Constructing standards. Ultrasound is today the authoritative method for estimating gestational age and diagnosing abnormal development. But for it to achieve this status standard parameters and normal ranges first had to be determined. Donald’s team measured the distance between the left and right sides of the fetal head. This (‘biparietal’) parameter had already been used to estimate head size and predict pelvic disproportion, and was now recast as an indicator of fetal growth and development. Crown–rump length, first introduced by Franklin P. Mall in the early twentieth century, regained popularity as a means of dating early pregnancy. Sonography was compared with standards developed in other fields, such as Carnegie stages but mostly relied on the date of the last menstrual period in patients with regular cycles. With its wider adoption, large populations have been scanned to construct national and international standards, but it is still contested whether ethnic groups should have their own charts or differences should be explained by socio-economic factors.

Uses of ultrasound

Ultrasound was quickly accepted as a diagnostic tool, but the modes of use, frequency of examination and norms of safety and fetal development are still not fully standardized.

Between the 1950s and 1970s, physicians, physicists and engineers debated whether the scan should show a morphological image, akin to X-rays, or a graphical representation of deviations from the norm, like an electrocardiograph. In obstetrics the morphological orientation won, but different countries decided differently about frequency of use and indications for scanning, depending on whether ultrasound was framed as a diagnostic aid solely for pregnancies at risk, or a routine screening device for all.

Uses expanded beyond diagnosis. Around 1970, psychologists proposed that ultrasound could help the concerned mother ‘bond’ with the future child. Yet that bonding would have to be mediated, because at the time no untrained eye could interpret the scans.
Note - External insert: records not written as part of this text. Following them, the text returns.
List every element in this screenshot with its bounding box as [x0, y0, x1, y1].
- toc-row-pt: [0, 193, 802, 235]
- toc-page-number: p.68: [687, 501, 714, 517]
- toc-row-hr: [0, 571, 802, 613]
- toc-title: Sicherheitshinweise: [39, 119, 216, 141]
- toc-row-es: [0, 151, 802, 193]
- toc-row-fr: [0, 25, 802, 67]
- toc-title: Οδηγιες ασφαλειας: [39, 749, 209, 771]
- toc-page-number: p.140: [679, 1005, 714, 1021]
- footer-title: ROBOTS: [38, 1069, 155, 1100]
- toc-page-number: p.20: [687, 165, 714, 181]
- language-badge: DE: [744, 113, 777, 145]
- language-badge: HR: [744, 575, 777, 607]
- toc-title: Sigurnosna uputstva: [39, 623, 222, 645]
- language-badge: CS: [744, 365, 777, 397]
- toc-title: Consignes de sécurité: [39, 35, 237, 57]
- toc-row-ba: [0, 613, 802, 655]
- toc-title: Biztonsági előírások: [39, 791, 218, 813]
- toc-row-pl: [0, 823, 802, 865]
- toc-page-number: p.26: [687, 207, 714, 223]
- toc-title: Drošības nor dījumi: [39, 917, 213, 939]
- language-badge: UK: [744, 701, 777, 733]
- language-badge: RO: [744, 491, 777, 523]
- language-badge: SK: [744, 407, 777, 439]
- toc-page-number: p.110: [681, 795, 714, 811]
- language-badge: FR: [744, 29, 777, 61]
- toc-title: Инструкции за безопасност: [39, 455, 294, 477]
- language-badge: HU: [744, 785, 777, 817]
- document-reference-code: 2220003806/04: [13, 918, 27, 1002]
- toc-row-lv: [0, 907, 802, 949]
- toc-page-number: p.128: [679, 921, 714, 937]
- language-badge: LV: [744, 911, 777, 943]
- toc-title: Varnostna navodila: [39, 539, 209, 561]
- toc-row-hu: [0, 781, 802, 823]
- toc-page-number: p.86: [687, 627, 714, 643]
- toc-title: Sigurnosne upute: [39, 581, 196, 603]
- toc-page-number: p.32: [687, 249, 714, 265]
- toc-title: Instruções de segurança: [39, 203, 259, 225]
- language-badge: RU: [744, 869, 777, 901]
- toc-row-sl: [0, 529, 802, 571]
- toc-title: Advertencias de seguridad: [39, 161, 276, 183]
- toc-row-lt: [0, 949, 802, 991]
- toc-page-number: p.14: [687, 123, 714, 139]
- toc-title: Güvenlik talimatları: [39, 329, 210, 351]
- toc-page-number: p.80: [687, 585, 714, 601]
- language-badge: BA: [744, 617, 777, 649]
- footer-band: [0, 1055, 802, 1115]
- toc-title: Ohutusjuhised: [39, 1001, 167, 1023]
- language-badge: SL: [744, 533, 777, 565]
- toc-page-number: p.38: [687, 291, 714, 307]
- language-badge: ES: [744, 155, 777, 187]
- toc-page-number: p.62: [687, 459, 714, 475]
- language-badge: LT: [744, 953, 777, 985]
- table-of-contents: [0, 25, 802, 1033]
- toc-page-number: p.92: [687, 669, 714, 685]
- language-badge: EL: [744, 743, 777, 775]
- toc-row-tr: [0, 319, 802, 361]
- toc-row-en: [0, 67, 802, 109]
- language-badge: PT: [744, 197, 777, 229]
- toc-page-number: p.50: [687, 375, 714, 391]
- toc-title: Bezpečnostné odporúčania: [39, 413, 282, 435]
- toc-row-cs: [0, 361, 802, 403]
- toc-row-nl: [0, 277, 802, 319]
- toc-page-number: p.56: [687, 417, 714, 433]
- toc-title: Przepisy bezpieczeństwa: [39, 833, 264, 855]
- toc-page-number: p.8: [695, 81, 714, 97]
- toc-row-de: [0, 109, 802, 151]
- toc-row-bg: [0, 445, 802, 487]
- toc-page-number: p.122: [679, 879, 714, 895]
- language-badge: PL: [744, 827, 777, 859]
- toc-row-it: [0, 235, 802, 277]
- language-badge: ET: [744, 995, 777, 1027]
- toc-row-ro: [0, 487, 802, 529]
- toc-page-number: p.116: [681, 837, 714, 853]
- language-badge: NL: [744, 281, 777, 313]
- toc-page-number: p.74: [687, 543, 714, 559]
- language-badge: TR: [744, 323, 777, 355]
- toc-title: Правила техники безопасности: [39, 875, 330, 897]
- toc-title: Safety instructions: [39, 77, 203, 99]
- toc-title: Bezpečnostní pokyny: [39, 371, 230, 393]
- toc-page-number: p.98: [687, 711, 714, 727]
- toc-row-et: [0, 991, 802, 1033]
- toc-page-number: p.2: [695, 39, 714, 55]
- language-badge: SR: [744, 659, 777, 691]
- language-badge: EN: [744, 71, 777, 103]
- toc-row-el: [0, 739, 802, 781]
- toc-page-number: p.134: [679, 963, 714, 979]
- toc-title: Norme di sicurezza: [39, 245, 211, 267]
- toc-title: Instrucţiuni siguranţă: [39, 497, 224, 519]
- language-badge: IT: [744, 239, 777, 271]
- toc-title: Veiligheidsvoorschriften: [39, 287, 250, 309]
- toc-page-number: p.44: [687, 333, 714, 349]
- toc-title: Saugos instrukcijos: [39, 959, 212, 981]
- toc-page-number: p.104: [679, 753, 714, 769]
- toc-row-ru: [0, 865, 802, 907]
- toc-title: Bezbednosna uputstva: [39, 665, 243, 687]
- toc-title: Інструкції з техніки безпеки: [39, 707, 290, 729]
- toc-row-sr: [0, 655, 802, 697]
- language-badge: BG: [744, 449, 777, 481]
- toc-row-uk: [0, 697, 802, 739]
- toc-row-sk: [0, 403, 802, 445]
Professionals did this instead: obstetricians, midwives and specialized sonographers. Gradually, easier-to-read sonograms came to occupy a symbolic place in late twentieth-century popular culture. Many parents’ first visual encounter with their child was no longer at birth but seeing the gestational sac—a bright ring around a clear centre, characteristic of early pregnancy—or, even more powerfully, the embryonic heart beating on an ultrasound screen.